I guess the difference is that in the “hard” examples, different levels of performance are possible, and I don’t know how humans are able to perform at the level they do, therefore I don’t know how to duplicate that level of performance with Hᴬ, or how to determine (aside from actually running Hᴬ) whether a proposed strategy for H would actually cause Hᴬ to match human level performance.
Maybe my “learning to program” example isn’t the best one to illustrate this since judging/comparing programming performance is non-trivial. Instead consider the task of learning to synthesize speech for a foreign language (that would ideally be indistinguishable from a native speaker). A human learner can do this without much trouble if they start at a young age. I can imagine the following high-level task decomposition for Hᴬ:
- create a table of phonemes that the language uses
- transcribe the input text into a phonetic representation
- using the phonetic representation, string together the phonemes in the text, while trying to match the tempo and intonation of native speakers
But this is the same general strategy that people who build software speech synthesizers use, and their output is still far from matching that of native speakers. Do you have an argument why Hᴬ would do much better on this learning task than current software, namely as well as a human child?
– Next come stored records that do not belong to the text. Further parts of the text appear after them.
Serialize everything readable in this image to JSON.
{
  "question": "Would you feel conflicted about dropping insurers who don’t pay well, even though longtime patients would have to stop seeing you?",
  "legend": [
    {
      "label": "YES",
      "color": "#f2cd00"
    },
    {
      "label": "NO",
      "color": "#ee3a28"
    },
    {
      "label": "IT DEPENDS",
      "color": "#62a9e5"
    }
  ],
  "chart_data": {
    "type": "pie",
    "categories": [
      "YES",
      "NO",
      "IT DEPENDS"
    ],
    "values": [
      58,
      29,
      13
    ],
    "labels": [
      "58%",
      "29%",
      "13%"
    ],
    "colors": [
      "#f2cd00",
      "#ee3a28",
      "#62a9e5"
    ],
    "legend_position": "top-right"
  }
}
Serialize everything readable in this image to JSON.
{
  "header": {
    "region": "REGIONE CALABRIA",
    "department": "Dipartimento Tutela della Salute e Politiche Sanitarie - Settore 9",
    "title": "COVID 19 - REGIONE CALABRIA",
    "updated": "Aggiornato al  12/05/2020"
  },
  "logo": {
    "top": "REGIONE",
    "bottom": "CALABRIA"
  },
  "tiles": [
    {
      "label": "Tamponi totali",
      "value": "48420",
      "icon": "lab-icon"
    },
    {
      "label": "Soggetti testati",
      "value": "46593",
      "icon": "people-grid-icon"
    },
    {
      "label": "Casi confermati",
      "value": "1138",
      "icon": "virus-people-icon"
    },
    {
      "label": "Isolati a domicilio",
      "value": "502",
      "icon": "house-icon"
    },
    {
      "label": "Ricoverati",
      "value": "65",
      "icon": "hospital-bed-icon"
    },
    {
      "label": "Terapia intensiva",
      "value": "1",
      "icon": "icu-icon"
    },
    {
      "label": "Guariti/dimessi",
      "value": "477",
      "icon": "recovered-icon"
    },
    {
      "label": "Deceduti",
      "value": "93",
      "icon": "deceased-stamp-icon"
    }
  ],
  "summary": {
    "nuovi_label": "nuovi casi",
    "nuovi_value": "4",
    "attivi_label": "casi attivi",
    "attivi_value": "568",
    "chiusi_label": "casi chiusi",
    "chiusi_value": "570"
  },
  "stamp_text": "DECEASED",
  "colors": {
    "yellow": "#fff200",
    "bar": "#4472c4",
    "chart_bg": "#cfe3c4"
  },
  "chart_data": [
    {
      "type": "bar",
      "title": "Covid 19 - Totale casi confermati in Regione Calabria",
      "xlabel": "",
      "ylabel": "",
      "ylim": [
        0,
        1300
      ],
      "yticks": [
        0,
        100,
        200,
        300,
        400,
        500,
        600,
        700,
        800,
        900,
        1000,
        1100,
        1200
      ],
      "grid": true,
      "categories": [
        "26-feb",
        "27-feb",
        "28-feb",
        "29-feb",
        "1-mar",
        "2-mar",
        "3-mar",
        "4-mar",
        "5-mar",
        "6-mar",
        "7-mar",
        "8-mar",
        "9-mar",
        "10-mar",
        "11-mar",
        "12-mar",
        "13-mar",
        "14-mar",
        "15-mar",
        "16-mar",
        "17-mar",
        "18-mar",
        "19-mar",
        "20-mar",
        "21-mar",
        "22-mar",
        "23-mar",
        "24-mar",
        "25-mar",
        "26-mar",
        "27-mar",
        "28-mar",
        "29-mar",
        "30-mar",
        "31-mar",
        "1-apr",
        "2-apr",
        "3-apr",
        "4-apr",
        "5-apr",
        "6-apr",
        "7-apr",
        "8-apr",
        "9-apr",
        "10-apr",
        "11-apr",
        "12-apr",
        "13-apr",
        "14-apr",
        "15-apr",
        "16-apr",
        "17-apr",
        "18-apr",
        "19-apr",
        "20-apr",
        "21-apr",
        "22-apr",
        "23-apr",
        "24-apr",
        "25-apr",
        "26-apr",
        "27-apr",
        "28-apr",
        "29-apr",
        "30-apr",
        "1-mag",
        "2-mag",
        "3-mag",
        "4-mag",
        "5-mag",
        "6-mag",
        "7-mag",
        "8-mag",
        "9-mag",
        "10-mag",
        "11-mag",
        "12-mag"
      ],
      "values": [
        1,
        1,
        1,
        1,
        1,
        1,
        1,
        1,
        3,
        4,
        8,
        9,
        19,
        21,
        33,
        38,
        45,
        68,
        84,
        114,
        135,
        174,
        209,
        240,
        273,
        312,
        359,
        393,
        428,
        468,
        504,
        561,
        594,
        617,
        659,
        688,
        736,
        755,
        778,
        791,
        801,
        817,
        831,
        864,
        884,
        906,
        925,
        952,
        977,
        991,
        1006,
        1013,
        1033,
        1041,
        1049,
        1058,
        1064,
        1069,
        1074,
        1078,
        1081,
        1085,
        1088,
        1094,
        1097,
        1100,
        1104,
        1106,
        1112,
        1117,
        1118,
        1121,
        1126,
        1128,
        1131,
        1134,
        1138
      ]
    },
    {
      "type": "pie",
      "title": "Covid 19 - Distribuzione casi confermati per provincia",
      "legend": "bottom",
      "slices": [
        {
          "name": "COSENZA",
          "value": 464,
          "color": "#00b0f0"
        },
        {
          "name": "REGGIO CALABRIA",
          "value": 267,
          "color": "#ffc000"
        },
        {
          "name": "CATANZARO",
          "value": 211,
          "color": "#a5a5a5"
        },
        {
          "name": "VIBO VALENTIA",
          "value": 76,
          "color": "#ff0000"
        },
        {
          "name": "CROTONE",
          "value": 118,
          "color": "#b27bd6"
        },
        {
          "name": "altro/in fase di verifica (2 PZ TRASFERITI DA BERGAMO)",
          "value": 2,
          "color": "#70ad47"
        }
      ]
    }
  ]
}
I have another question that’s kind of tangential. Suppose Hᴬ receives a complex query, and figures out a possible way to eventually answer the query but isn’t sure that the whole computation that would result is actually benign. What should it do at that point? More generally, what does H need to do to make sure that nothing malign happens as a result of their actions? Is there a standard guide H can follow, or do they also have to figure it out case by case?